To forget where one came from is to break the cord that binds past to present. A nation is not born in a moment but forged across generations—through toil, through hardship, through hope. Its ancestors bled and endured, built and dreamed, and from their labor came the blessings of the present. Yet when their children grow comfortable, when they feast but do not remember the hunger that once shaped them, when they dwell in ease but forget the sweat that raised their walls, then pride blinds them, and the pillars of their house begin to crumble.
Consider the Roman Empire, mighty and vast. In its youth, Rome was built on discipline, duty, and the stern virtues of its citizens. Farmers turned soldiers, soldiers turned builders, and all bore hardship for the sake of the republic. But in time, the Romans forgot the rugged spirit that had carried them. They turned from sacrifice to indulgence, from civic duty to personal pleasure. Bread and circuses replaced labor and virtue. The empire, though rich, decayed within, for it had lost sight of what had brought them along. In forgetting their beginnings, they invited their end.

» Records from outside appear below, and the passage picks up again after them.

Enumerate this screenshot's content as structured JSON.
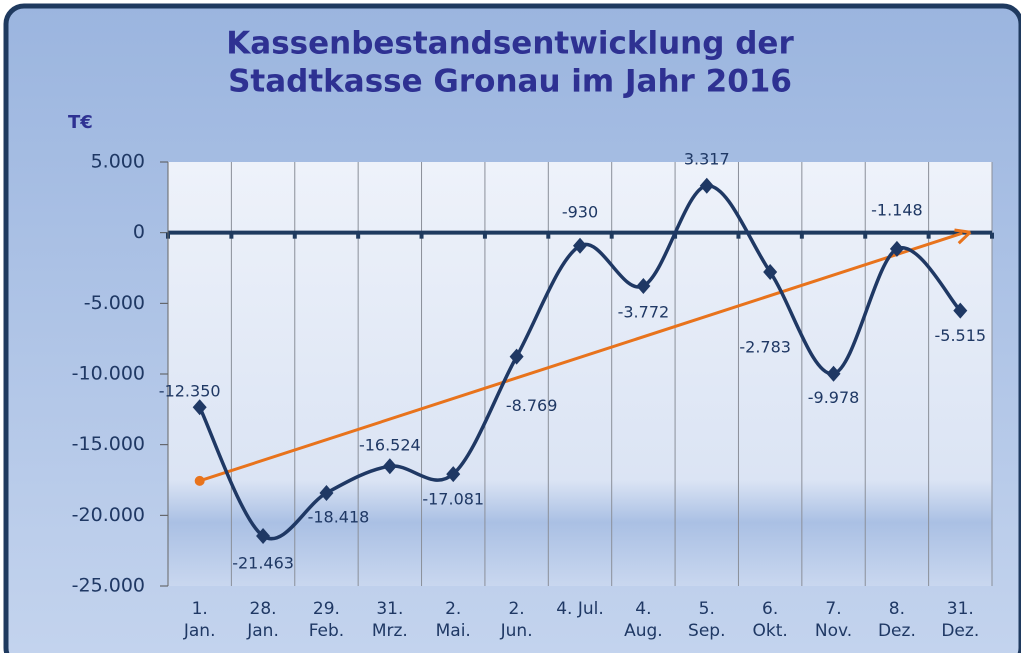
{
  "chart_data": {
    "type": "line",
    "title": [
      "Kassenbestandsentwicklung der",
      "Stadtkasse Gronau im Jahr 2016"
    ],
    "y_label": "T€",
    "categories": [
      "1. Jan.",
      "28. Jan.",
      "29. Feb.",
      "31. Mrz.",
      "2. Mai.",
      "2. Jun.",
      "4. Jul.",
      "4. Aug.",
      "5. Sep.",
      "6. Okt.",
      "7. Nov.",
      "8. Dez.",
      "31. Dez."
    ],
    "series": [
      {
        "color": "#1f3864",
        "values": [
          -12350,
          -21463,
          -18418,
          -16524,
          -17081,
          -8769,
          -930,
          -3772,
          3317,
          -2783,
          -9978,
          -1148,
          -5515
        ],
        "value_labels": [
          "-12.350",
          "-21.463",
          "-18.418",
          "-16.524",
          "-17.081",
          "-8.769",
          "-930",
          "-3.772",
          "3.317",
          "-2.783",
          "-9.978",
          "-1.148",
          "-5.515"
        ]
      }
    ],
    "trendline": {
      "color": "#e8731c"
    },
    "ylim": [
      -25000,
      5000
    ],
    "yticks": [
      {
        "value": 5000,
        "label": "5.000"
      },
      0,
      {
        "value": -5000,
        "label": "-5.000"
      },
      {
        "value": -10000,
        "label": "-10.000"
      },
      {
        "value": -15000,
        "label": "-15.000"
      },
      {
        "value": -20000,
        "label": "-20.000"
      },
      {
        "value": -25000,
        "label": "-25.000"
      }
    ],
    "grid": true
  }
}
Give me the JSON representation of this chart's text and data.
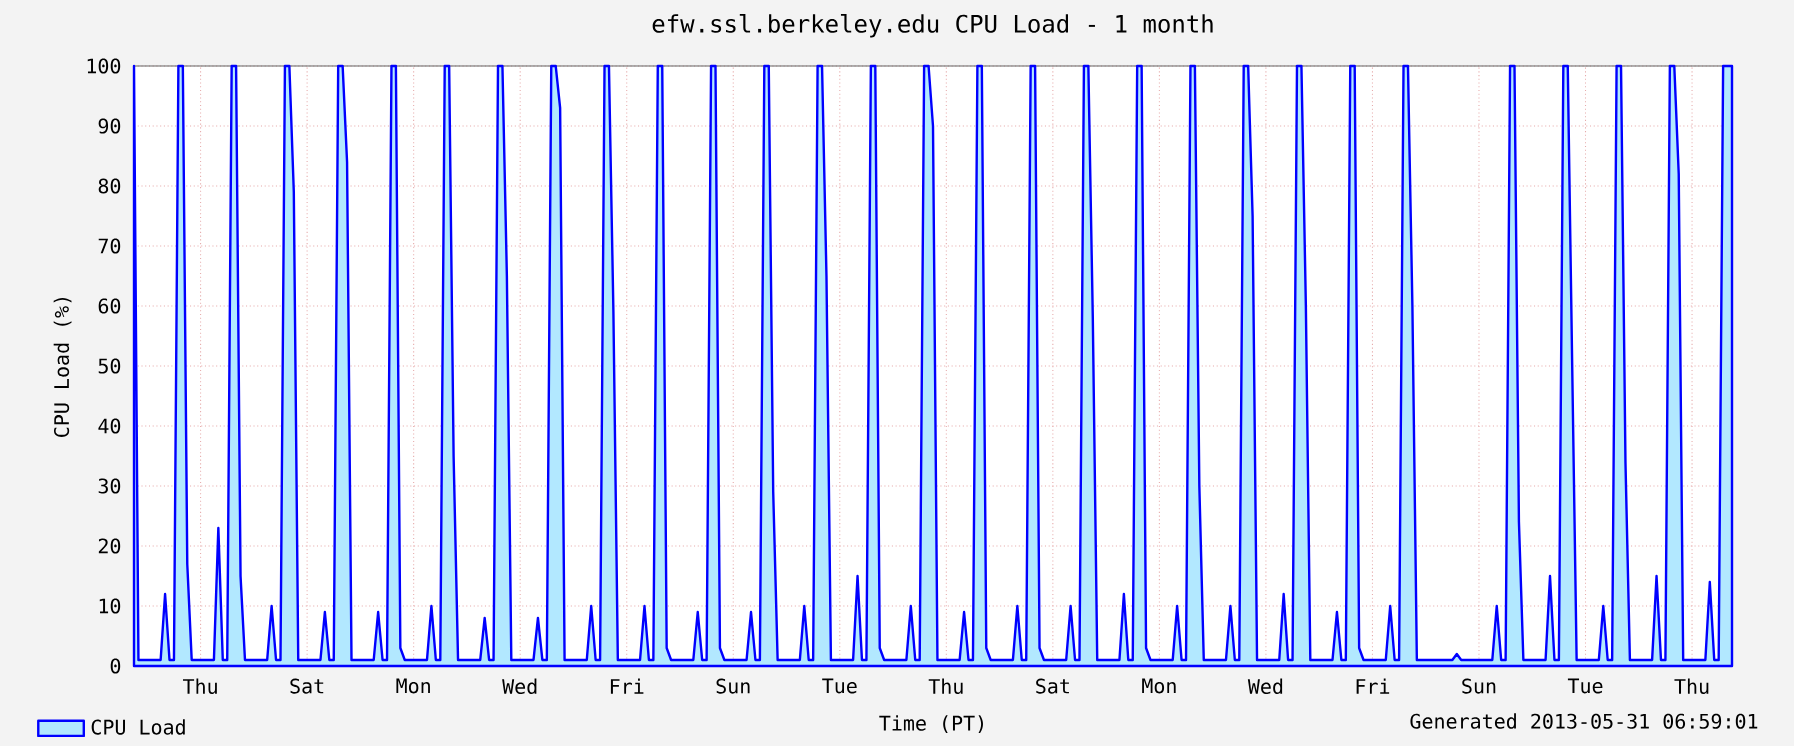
{
  "chart_data": {
    "type": "area",
    "title": "efw.ssl.berkeley.edu CPU Load - 1 month",
    "xlabel": "Time (PT)",
    "ylabel": "CPU Load (%)",
    "annotations": [
      "Generated 2013-05-31 06:59:01"
    ],
    "categories": [
      null,
      null,
      null,
      null,
      null,
      null,
      null,
      null,
      null,
      null,
      null,
      null,
      null,
      null,
      null,
      "Thu",
      null,
      null,
      null,
      null,
      null,
      null,
      null,
      null,
      null,
      null,
      null,
      null,
      null,
      null,
      null,
      null,
      null,
      null,
      null,
      null,
      null,
      null,
      null,
      "Sat",
      null,
      null,
      null,
      null,
      null,
      null,
      null,
      null,
      null,
      null,
      null,
      null,
      null,
      null,
      null,
      null,
      null,
      null,
      null,
      null,
      null,
      null,
      null,
      "Mon",
      null,
      null,
      null,
      null,
      null,
      null,
      null,
      null,
      null,
      null,
      null,
      null,
      null,
      null,
      null,
      null,
      null,
      null,
      null,
      null,
      null,
      null,
      null,
      "Wed",
      null,
      null,
      null,
      null,
      null,
      null,
      null,
      null,
      null,
      null,
      null,
      null,
      null,
      null,
      null,
      null,
      null,
      null,
      null,
      null,
      null,
      null,
      null,
      "Fri",
      null,
      null,
      null,
      null,
      null,
      null,
      null,
      null,
      null,
      null,
      null,
      null,
      null,
      null,
      null,
      null,
      null,
      null,
      null,
      null,
      null,
      null,
      null,
      "Sun",
      null,
      null,
      null,
      null,
      null,
      null,
      null,
      null,
      null,
      null,
      null,
      null,
      null,
      null,
      null,
      null,
      null,
      null,
      null,
      null,
      null,
      null,
      null,
      "Tue",
      null,
      null,
      null,
      null,
      null,
      null,
      null,
      null,
      null,
      null,
      null,
      null,
      null,
      null,
      null,
      null,
      null,
      null,
      null,
      null,
      null,
      null,
      null,
      "Thu",
      null,
      null,
      null,
      null,
      null,
      null,
      null,
      null,
      null,
      null,
      null,
      null,
      null,
      null,
      null,
      null,
      null,
      null,
      null,
      null,
      null,
      null,
      null,
      "Sat",
      null,
      null,
      null,
      null,
      null,
      null,
      null,
      null,
      null,
      null,
      null,
      null,
      null,
      null,
      null,
      null,
      null,
      null,
      null,
      null,
      null,
      null,
      null,
      "Mon",
      null,
      null,
      null,
      null,
      null,
      null,
      null,
      null,
      null,
      null,
      null,
      null,
      null,
      null,
      null,
      null,
      null,
      null,
      null,
      null,
      null,
      null,
      null,
      "Wed",
      null,
      null,
      null,
      null,
      null,
      null,
      null,
      null,
      null,
      null,
      null,
      null,
      null,
      null,
      null,
      null,
      null,
      null,
      null,
      null,
      null,
      null,
      null,
      "Fri",
      null,
      null,
      null,
      null,
      null,
      null,
      null,
      null,
      null,
      null,
      null,
      null,
      null,
      null,
      null,
      null,
      null,
      null,
      null,
      null,
      null,
      null,
      null,
      "Sun",
      null,
      null,
      null,
      null,
      null,
      null,
      null,
      null,
      null,
      null,
      null,
      null,
      null,
      null,
      null,
      null,
      null,
      null,
      null,
      null,
      null,
      null,
      null,
      "Tue",
      null,
      null,
      null,
      null,
      null,
      null,
      null,
      null,
      null,
      null,
      null,
      null,
      null,
      null,
      null,
      null,
      null,
      null,
      null,
      null,
      null,
      null,
      null,
      "Thu",
      null,
      null,
      null,
      null,
      null,
      null,
      null,
      null,
      null
    ],
    "ylim": [
      0,
      100
    ],
    "yticks": [
      0,
      10,
      20,
      30,
      40,
      50,
      60,
      70,
      80,
      90,
      100
    ],
    "grid": true,
    "legend": "bottom left",
    "series": [
      {
        "name": "CPU Load",
        "color": "#0000ff",
        "values": [
          100,
          1,
          1,
          1,
          1,
          1,
          1,
          12,
          1,
          1,
          100,
          100,
          17,
          1,
          1,
          1,
          1,
          1,
          1,
          23,
          1,
          1,
          100,
          100,
          15,
          1,
          1,
          1,
          1,
          1,
          1,
          10,
          1,
          1,
          100,
          100,
          79,
          1,
          1,
          1,
          1,
          1,
          1,
          9,
          1,
          1,
          100,
          100,
          84,
          1,
          1,
          1,
          1,
          1,
          1,
          9,
          1,
          1,
          100,
          100,
          3,
          1,
          1,
          1,
          1,
          1,
          1,
          10,
          1,
          1,
          100,
          100,
          35,
          1,
          1,
          1,
          1,
          1,
          1,
          8,
          1,
          1,
          100,
          100,
          65,
          1,
          1,
          1,
          1,
          1,
          1,
          8,
          1,
          1,
          100,
          100,
          93,
          1,
          1,
          1,
          1,
          1,
          1,
          10,
          1,
          1,
          100,
          100,
          59,
          1,
          1,
          1,
          1,
          1,
          1,
          10,
          1,
          1,
          100,
          100,
          3,
          1,
          1,
          1,
          1,
          1,
          1,
          9,
          1,
          1,
          100,
          100,
          3,
          1,
          1,
          1,
          1,
          1,
          1,
          9,
          1,
          1,
          100,
          100,
          29,
          1,
          1,
          1,
          1,
          1,
          1,
          10,
          1,
          1,
          100,
          100,
          65,
          1,
          1,
          1,
          1,
          1,
          1,
          15,
          1,
          1,
          100,
          100,
          3,
          1,
          1,
          1,
          1,
          1,
          1,
          10,
          1,
          1,
          100,
          100,
          90,
          1,
          1,
          1,
          1,
          1,
          1,
          9,
          1,
          1,
          100,
          100,
          3,
          1,
          1,
          1,
          1,
          1,
          1,
          10,
          1,
          1,
          100,
          100,
          3,
          1,
          1,
          1,
          1,
          1,
          1,
          10,
          1,
          1,
          100,
          100,
          58,
          1,
          1,
          1,
          1,
          1,
          1,
          12,
          1,
          1,
          100,
          100,
          3,
          1,
          1,
          1,
          1,
          1,
          1,
          10,
          1,
          1,
          100,
          100,
          30,
          1,
          1,
          1,
          1,
          1,
          1,
          10,
          1,
          1,
          100,
          100,
          75,
          1,
          1,
          1,
          1,
          1,
          1,
          12,
          1,
          1,
          100,
          100,
          60,
          1,
          1,
          1,
          1,
          1,
          1,
          9,
          1,
          1,
          100,
          100,
          3,
          1,
          1,
          1,
          1,
          1,
          1,
          10,
          1,
          1,
          100,
          100,
          60,
          1,
          1,
          1,
          1,
          1,
          1,
          1,
          1,
          1,
          2,
          1,
          1,
          1,
          1,
          1,
          1,
          1,
          1,
          10,
          1,
          1,
          100,
          100,
          24,
          1,
          1,
          1,
          1,
          1,
          1,
          15,
          1,
          1,
          100,
          100,
          50,
          1,
          1,
          1,
          1,
          1,
          1,
          10,
          1,
          1,
          100,
          100,
          34,
          1,
          1,
          1,
          1,
          1,
          1,
          15,
          1,
          1,
          100,
          100,
          82,
          1,
          1,
          1,
          1,
          1,
          1,
          14,
          1,
          1,
          100,
          100,
          100
        ]
      }
    ]
  }
}
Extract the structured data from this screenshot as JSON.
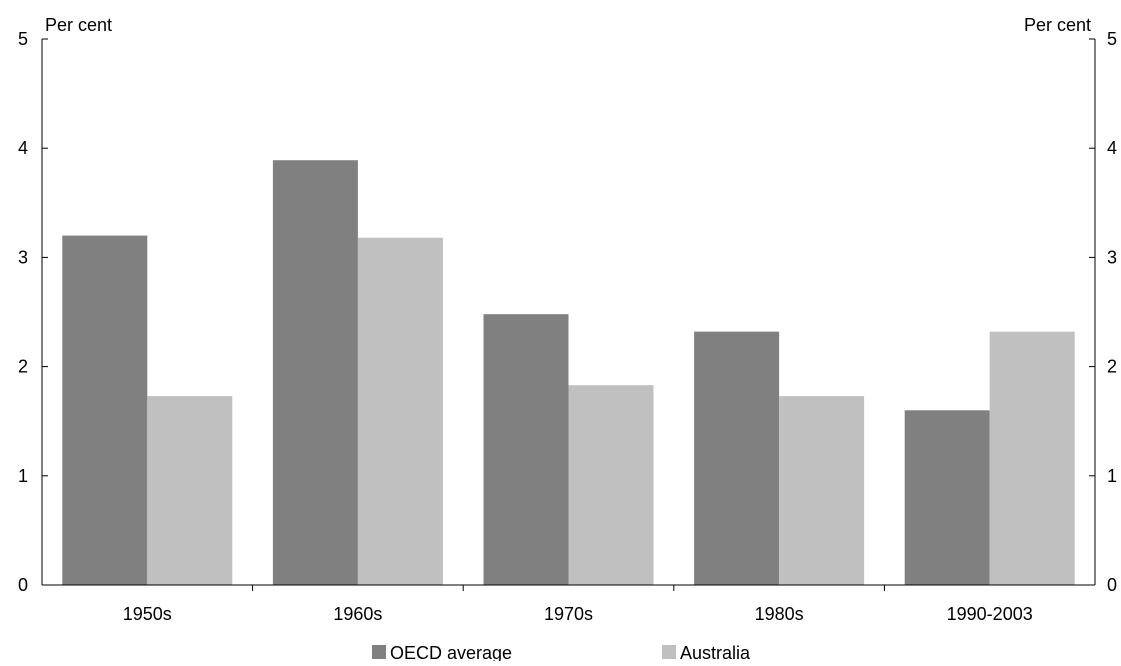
{
  "chart_data": {
    "type": "bar",
    "categories": [
      "1950s",
      "1960s",
      "1970s",
      "1980s",
      "1990-2003"
    ],
    "series": [
      {
        "name": "OECD average",
        "color": "#808080",
        "values": [
          3.2,
          3.89,
          2.48,
          2.32,
          1.6
        ]
      },
      {
        "name": "Australia",
        "color": "#c0c0c0",
        "values": [
          1.73,
          3.18,
          1.83,
          1.73,
          2.32
        ]
      }
    ],
    "y_left_label": "Per cent",
    "y_right_label": "Per cent",
    "ylim": [
      0,
      5
    ],
    "y_ticks": [
      "0",
      "1",
      "2",
      "3",
      "4",
      "5"
    ],
    "grid": false,
    "legend_position": "bottom-center"
  }
}
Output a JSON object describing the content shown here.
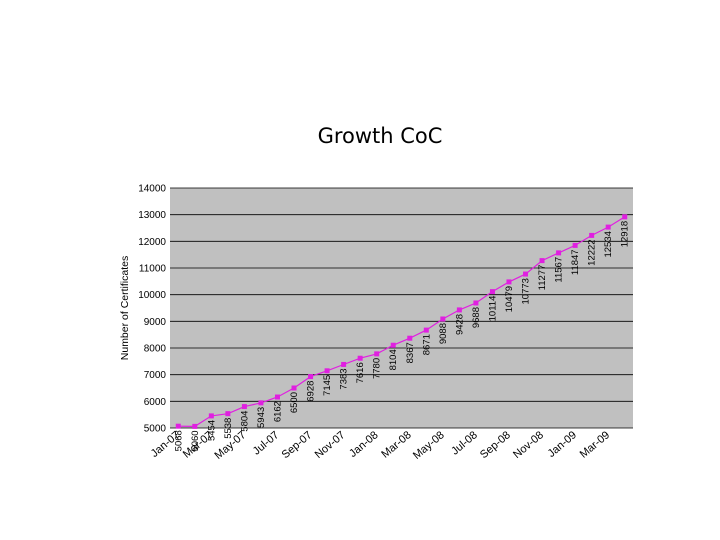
{
  "slide": {
    "title": "Growth CoC"
  },
  "chart_data": {
    "type": "line",
    "title": "Growth CoC",
    "ylabel": "Number of Certificates",
    "xlabel": "",
    "ylim": [
      5000,
      14000
    ],
    "yticks": [
      5000,
      6000,
      7000,
      8000,
      9000,
      10000,
      11000,
      12000,
      13000,
      14000
    ],
    "grid": true,
    "legend": "none",
    "colors": {
      "plot_bg": "#c0c0c0",
      "series": "#e020e0",
      "grid": "#000000"
    },
    "x": [
      "Jan-07",
      "Feb-07",
      "Mar-07",
      "Apr-07",
      "May-07",
      "Jun-07",
      "Jul-07",
      "Aug-07",
      "Sep-07",
      "Oct-07",
      "Nov-07",
      "Dec-07",
      "Jan-08",
      "Feb-08",
      "Mar-08",
      "Apr-08",
      "May-08",
      "Jun-08",
      "Jul-08",
      "Aug-08",
      "Sep-08",
      "Oct-08",
      "Nov-08",
      "Dec-08",
      "Jan-09",
      "Feb-09",
      "Mar-09",
      "Apr-09"
    ],
    "xtick_labels": [
      "Jan-07",
      "Mar-07",
      "May-07",
      "Jul-07",
      "Sep-07",
      "Nov-07",
      "Jan-08",
      "Mar-08",
      "May-08",
      "Jul-08",
      "Sep-08",
      "Nov-08",
      "Jan-09",
      "Mar-09"
    ],
    "series": [
      {
        "values": [
          5068,
          5060,
          5454,
          5538,
          5804,
          5943,
          6162,
          6500,
          6928,
          7145,
          7383,
          7616,
          7780,
          8104,
          8367,
          8671,
          9088,
          9428,
          9688,
          10114,
          10479,
          10773,
          11277,
          11567,
          11847,
          12222,
          12534,
          12918
        ],
        "labels": [
          "5068",
          "5060",
          "5454",
          "5538",
          "5804",
          "5943",
          "6162",
          "6500",
          "6928",
          "7145",
          "7383",
          "7616",
          "7780",
          "8104",
          "8367",
          "8671",
          "9088",
          "9428",
          "9688",
          "10114",
          "10479",
          "10773",
          "11277",
          "11567",
          "11847",
          "12222",
          "12534",
          "12918"
        ]
      }
    ]
  }
}
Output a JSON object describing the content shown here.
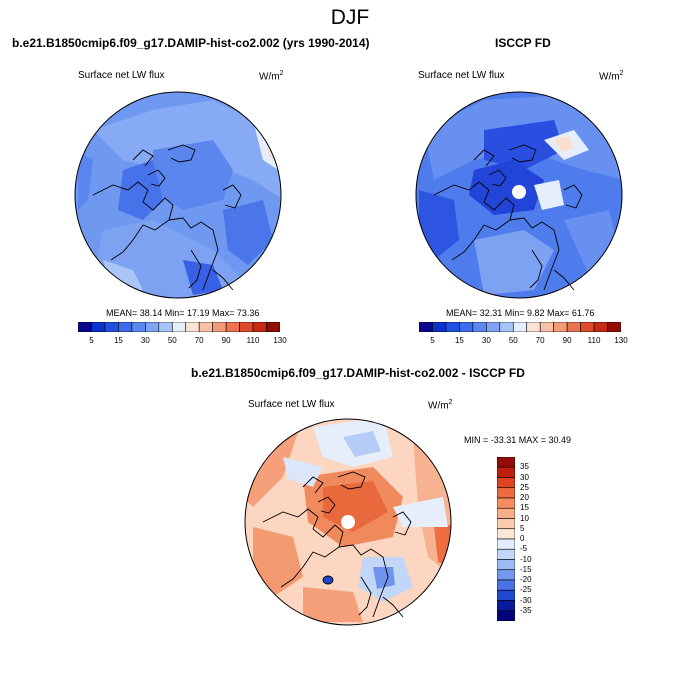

Think also of the French Revolution. Born of suffering under monarchy and inequality, the people rose in the name of liberty, equality, and fraternity. Yet soon, in the frenzy of power, they forgot the principles that had carried them into revolt. Justice gave way to terror, and the dream of freedom was drowned in rivers of blood. They forgot that the revolution had begun with the cry for human dignity; instead, they repeated the tyranny they sought to destroy. The nation survived, but only after learning bitterly what Sandburg would later declare: to endure, one must always remember one’s beginnings.
Sandburg’s words are also a mirror to our age. In times of wealth and technology, many nations boast of their power but forget the virtues that built them—hard work, unity, sacrifice, humility before history. When comfort becomes entitlement and pride erases memory, the fate of past civilizations whispers again. The test of endurance is not how high a people rise, but whether they still remember the foundations upon which they stand.
The lesson is clear: if you would keep your house strong, remember its builders. If you would keep your nation alive, teach its children the stories of struggle, the battles fought, the hopes carried, the mistakes endured. Do not let prosperity erase memory, nor success blind you to origins. A tree without roots withers, and a people without memory perishes.
So I say to you: hold fast to remembrance. Tell the stories of your ancestors. Honor the struggles that gave you the ground on which you stand. Teach the young not only what they have, but how it was earned. For only when a society remembers where it came from can it chart where it is going. Let Sandburg’s wisdom ring as a call to vigilance: never forget, lest forgetting becomes the first step toward your fall.